Erika Schaeper / 18.11.2017

Selten habe ich mit soviel Vergnügen einen Beitrag gelesen wie den Artikel von Herrn Prof.Schreek in der FAZ. Danke, Frau Lengsfeld, für den Hinweis. Wir hätten ihn nie gelesen, weil wir schon vor langer Zeit die FAZ abbestellt haben (unlesbar!) Frage nur: warum erscheint ein solcher Artikel im Feuilleton und nicht unter “Politik”? Fehlt es dem zuständigen Redakteur doch noch etwas an Mut. Aber sei’s drum, betrachten wir es als Anfang einer geänderten Richtung.

Rupert Drachtmann / 18.11.2017

Wow ! Stark ! Der Vergleich mit den 2 totalitären Diktaturen mag für manche ggf. zu hart klingen. Aber in den Mechanismen und den aktuell angehenden Einschränkungen bzw. teilweise subtilen Einschüchterungen freiheitlicher Grundrechte passt der Vergleich wie die Faust aufs Auge. Die klassische Mischung halt: Ein Anführer, mehrere Unterstützer, tausende Mitläufer und wenige bis null Märtyrer.

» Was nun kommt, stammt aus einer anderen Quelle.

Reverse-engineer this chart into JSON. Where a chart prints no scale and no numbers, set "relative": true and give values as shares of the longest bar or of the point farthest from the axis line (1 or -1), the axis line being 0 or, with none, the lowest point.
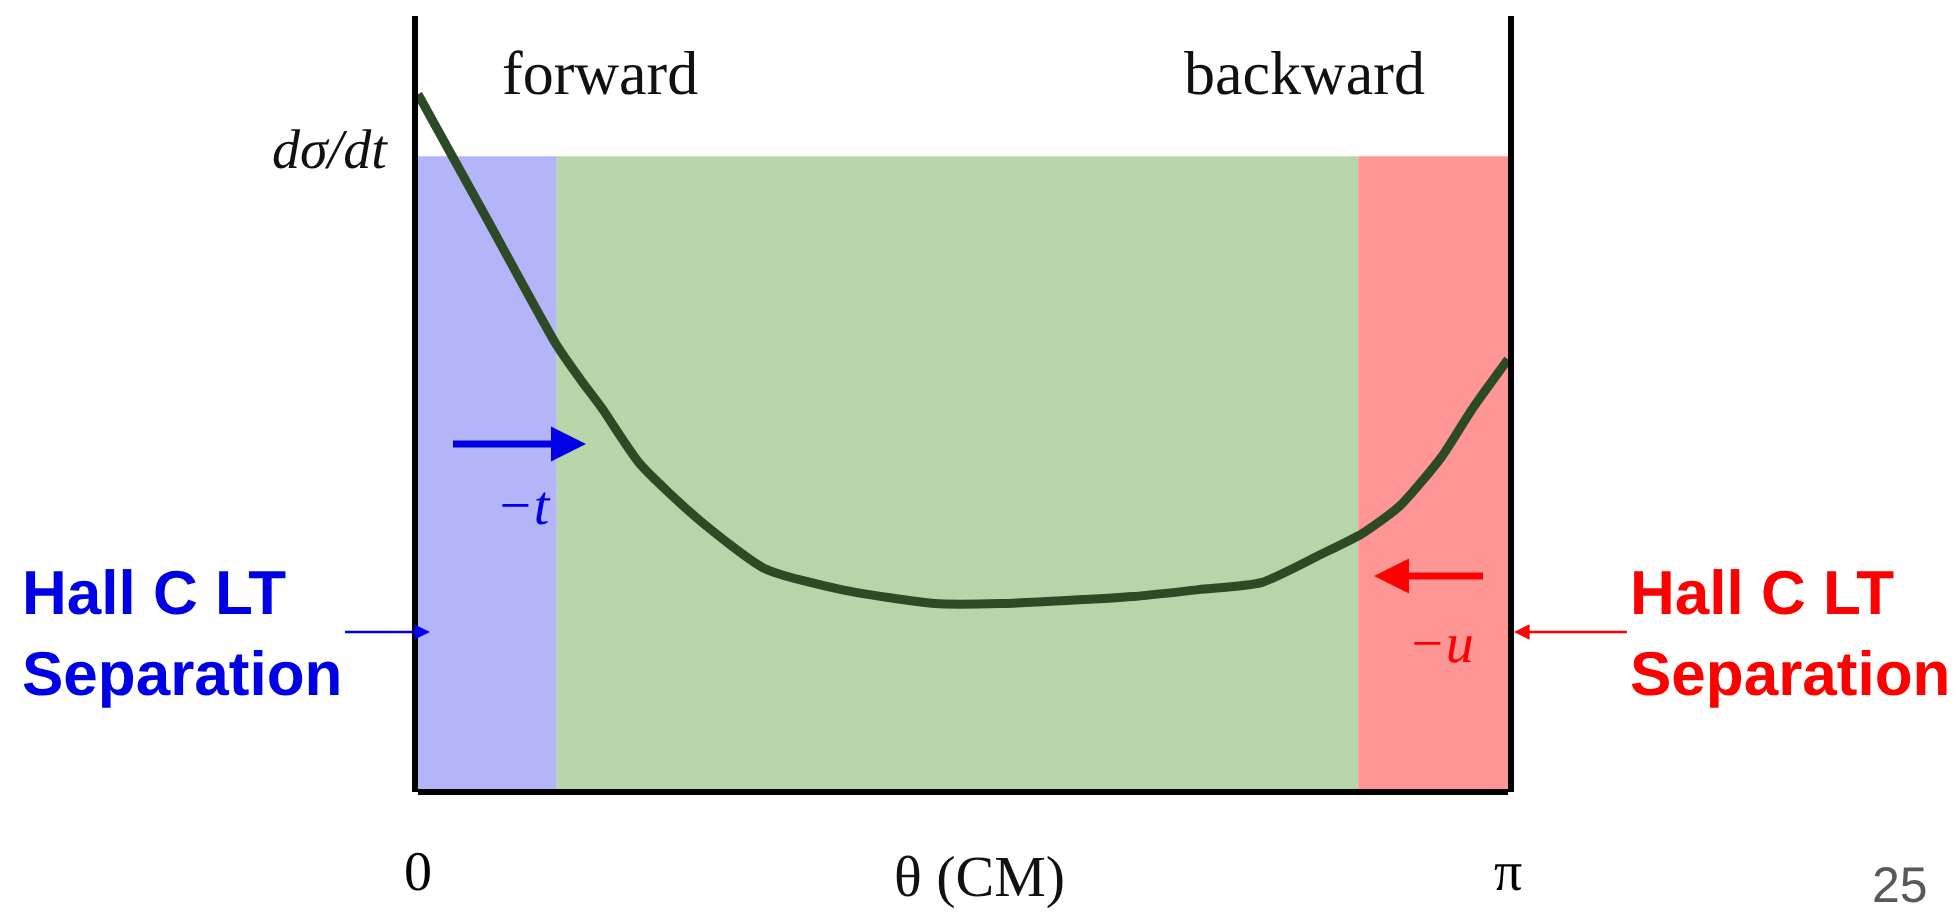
{
  "chart_data": {
    "type": "line",
    "relative": true,
    "xlabel": "θ (CM)",
    "ylabel": "dσ/dt",
    "x": [
      0,
      0.2,
      0.4,
      0.47,
      0.53,
      0.64,
      0.81,
      1.0,
      1.22,
      1.49,
      1.68,
      2.06,
      2.25,
      2.43,
      2.6,
      2.72,
      2.83,
      2.95,
      3.04,
      3.1416
    ],
    "series": [
      {
        "color": "#2d4a26",
        "values": [
          1,
          0.82,
          0.64,
          0.59,
          0.55,
          0.47,
          0.39,
          0.32,
          0.29,
          0.27,
          0.27,
          0.28,
          0.29,
          0.3,
          0.34,
          0.37,
          0.41,
          0.48,
          0.55,
          0.62
        ]
      }
    ],
    "xlim": [
      0,
      3.1416
    ],
    "xticks": [
      0,
      {
        "value": 3.1416,
        "label": "π"
      }
    ],
    "bands": [
      {
        "axis": "x",
        "from": 0,
        "to": 0.4,
        "color": "#b4b4f8",
        "label": "Hall C LT\nSeparation"
      },
      {
        "axis": "x",
        "from": 0.4,
        "to": 2.71,
        "color": "#b8d5aa"
      },
      {
        "axis": "x",
        "from": 2.71,
        "to": 3.1416,
        "color": "#ff9696",
        "label": "Hall C LT\nSeparation"
      }
    ],
    "annotations": [
      "forward",
      "backward",
      "−t",
      "−u",
      "25"
    ]
  }
}
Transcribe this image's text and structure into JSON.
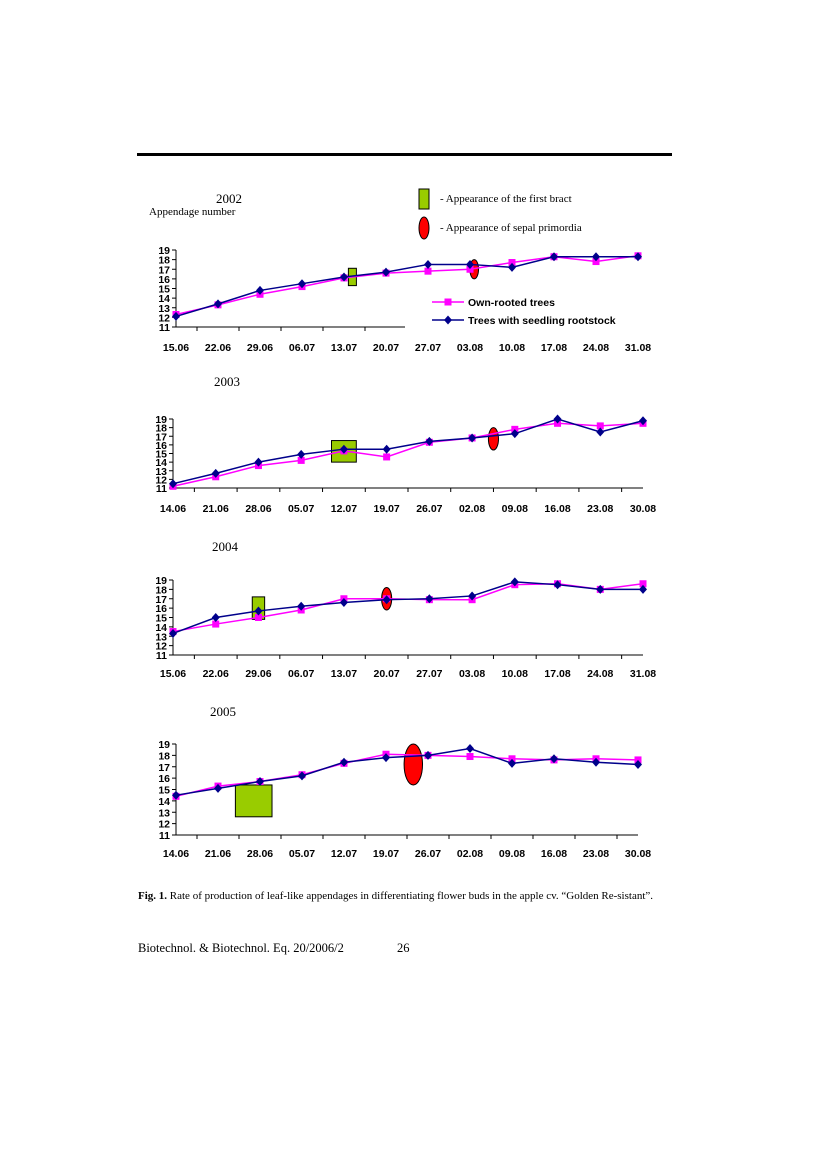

Heiko Stadler / 18.11.2017

Merkel hat erst die Nazidrohung für ihren Machterhalt instrumentalisiert in der Art wie “Wer gegen mich und meine Politik ist, der ist ein Rassist”. Mit der Zeit wurde das Nazi-Schwert stumpf. Jetzt greift sie nach ihrer letzten vermeintlichen Wunderwaffe, dem Klimawandel. Weil wir “Klimasünder” sind, müssen wir zur Vergebung unserer Schuld jede Absurdität, die uns Merkel auferlegt, widerstandslos gefallen lassen.